Enter MagicPlay, an open-source, royalty-free platform from doubleTwist that promises to bring a similar experience to other platforms. DoubleTwist, which also offers a music library syncing service called AirSync, an online radio service called MagicRadio, and a music-focused alarm clock application for Android devices, intends to use MagicPlay as a bridge between its existing ecosystem and the sheer number of devices used to find and play music.
DoubleTwist’s goal is to become an integral aspect of the media side of the Internet of Things, which has turned everything from cars and videogame consoles to speakers and television sets into digital music players. “On the Web we have the HTTP language that enables billions of pages of content. When it came to something like music there wasn’t a protocol like that,” says doubleTwist co-founder Monique Farantzos. “So we’re positioning MagicPlay as a protocol that can enable that for a new market of connected devices that is basically exploding right now.”
The trouble with these connected products, Farantzos says, is that there isn’t a good way to stream content from Android or Windows devices. Bluetooth doesn’t offer the proper sound quality, and is often limited in its capabilities. Other product-makers relied on proprietary protocols as well, making them little better than AirPlay. So a number of manufacturers, which had been trying to get their products on the shelves of Best Buy and other electronics retailers, approached doubleTwist and asked them to build a solution that would allow them to attract customers who owned smartphones without Apple’s logo on the back.
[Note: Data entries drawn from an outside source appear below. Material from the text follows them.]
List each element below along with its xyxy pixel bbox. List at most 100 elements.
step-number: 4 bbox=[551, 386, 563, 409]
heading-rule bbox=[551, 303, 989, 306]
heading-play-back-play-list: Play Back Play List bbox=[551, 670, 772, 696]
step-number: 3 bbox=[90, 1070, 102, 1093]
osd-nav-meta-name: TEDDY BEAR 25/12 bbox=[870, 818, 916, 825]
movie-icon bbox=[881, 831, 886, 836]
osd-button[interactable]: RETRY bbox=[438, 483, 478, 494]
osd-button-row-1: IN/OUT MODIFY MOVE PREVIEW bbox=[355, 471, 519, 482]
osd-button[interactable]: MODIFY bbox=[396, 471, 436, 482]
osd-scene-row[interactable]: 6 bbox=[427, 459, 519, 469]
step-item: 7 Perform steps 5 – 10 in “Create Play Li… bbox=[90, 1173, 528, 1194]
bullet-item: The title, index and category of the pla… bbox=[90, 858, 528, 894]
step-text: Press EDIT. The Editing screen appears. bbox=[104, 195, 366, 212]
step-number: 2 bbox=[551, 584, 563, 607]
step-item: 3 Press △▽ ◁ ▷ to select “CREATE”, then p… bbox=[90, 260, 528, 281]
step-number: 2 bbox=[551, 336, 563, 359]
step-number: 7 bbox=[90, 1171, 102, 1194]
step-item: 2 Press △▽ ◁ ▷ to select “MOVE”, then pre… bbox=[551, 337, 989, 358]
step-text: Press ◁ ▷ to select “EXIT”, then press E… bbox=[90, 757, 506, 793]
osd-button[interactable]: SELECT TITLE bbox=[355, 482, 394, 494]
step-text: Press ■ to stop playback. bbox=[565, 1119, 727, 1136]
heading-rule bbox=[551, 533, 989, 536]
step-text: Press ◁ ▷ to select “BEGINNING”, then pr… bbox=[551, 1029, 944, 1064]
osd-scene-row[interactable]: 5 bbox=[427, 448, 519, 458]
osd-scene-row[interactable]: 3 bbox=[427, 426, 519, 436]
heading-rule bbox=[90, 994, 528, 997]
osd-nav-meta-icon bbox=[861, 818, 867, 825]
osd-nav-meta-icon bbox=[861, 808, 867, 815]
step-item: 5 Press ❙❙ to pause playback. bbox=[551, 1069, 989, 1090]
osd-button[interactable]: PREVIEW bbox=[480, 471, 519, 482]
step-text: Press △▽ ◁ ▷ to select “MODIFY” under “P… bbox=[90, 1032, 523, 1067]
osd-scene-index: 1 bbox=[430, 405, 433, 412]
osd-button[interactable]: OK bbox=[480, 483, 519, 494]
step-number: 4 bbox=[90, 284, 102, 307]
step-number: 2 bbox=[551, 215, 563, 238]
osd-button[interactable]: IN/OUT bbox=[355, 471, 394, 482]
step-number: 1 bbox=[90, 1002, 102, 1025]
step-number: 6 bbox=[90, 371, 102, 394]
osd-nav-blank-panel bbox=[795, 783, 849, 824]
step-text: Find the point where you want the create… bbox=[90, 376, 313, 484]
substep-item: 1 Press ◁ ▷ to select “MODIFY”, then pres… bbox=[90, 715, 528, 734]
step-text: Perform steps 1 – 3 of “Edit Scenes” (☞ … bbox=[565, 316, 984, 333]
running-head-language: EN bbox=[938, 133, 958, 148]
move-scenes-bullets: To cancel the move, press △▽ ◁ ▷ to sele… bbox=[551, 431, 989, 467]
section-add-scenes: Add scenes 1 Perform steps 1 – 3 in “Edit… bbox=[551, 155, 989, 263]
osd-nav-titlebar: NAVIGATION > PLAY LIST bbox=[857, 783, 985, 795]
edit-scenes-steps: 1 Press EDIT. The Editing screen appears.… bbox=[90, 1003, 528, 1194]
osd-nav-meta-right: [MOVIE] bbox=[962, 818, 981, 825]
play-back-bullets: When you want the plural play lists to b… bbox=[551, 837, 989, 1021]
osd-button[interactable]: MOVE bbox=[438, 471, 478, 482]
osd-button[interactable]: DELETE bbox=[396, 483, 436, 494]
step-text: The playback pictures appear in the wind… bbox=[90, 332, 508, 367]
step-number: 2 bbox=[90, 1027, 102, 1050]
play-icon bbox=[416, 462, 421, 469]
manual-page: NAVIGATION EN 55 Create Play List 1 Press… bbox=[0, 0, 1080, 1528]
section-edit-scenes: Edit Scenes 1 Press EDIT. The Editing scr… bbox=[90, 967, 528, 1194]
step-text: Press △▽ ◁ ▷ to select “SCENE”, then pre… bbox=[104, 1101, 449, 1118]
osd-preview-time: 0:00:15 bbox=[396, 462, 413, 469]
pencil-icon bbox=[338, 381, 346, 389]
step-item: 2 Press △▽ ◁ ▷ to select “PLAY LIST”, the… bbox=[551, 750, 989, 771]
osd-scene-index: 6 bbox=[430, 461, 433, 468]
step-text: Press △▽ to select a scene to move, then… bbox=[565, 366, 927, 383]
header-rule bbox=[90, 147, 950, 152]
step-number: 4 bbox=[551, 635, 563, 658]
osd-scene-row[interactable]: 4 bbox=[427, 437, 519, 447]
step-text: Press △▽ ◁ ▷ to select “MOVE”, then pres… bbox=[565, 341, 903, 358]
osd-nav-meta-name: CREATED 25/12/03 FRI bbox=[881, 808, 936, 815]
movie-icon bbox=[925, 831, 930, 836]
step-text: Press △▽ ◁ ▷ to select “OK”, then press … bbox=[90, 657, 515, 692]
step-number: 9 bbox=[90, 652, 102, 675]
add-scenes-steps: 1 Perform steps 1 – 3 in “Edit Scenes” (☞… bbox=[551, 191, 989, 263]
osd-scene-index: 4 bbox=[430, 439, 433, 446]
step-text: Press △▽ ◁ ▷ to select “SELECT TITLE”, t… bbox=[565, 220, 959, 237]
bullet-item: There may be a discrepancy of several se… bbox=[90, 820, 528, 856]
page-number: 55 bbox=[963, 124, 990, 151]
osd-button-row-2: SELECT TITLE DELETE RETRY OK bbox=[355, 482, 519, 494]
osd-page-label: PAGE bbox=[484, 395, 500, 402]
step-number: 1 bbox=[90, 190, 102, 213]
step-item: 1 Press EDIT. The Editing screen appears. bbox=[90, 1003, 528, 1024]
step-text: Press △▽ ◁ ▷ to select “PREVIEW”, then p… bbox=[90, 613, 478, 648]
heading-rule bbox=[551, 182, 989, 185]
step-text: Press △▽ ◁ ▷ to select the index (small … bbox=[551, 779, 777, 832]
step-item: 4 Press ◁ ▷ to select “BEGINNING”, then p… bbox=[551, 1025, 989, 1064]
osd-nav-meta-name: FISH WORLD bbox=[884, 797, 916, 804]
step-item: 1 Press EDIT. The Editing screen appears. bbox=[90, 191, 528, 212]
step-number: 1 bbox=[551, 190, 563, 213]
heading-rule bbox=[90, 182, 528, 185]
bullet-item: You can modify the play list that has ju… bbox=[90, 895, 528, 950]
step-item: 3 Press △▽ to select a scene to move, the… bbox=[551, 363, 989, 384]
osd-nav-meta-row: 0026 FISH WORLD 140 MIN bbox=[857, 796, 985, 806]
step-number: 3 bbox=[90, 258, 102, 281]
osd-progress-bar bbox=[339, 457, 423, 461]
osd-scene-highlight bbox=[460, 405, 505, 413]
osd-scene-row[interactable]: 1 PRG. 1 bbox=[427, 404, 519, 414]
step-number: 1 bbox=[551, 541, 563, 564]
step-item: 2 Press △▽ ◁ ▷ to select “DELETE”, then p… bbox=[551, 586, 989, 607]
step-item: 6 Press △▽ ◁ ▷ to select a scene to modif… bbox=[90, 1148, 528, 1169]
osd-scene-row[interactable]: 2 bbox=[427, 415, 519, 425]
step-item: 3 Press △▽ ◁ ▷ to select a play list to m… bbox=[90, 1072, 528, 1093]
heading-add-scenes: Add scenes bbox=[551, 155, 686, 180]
DoubleTwist was the right company to solve this problem. Its other co-founder, Jon Lech Johansen, had previously cracked the encryption on AirTunes, the audio-only predecessor to AirPlay. He believed that these services and protocols should be open to everyone instead of restricted to Apple’s own products — or products made by companies that could afford Apple’s licensing costs — and so he opened ‘em up to everyone. MagicPlay is a continuation of that cracking, and of a subsequent lunch that Johansen and Farantzos had with Steve Jobs.
Back in 2006, according to Farantzos, she and Johansen had met with the Apple co-founder to discuss the technology industry. “During the conversation Steve Jobs said that open-source was dead,” Farantzos says. “So in a way we wanted to prove him wrong with this announcement.”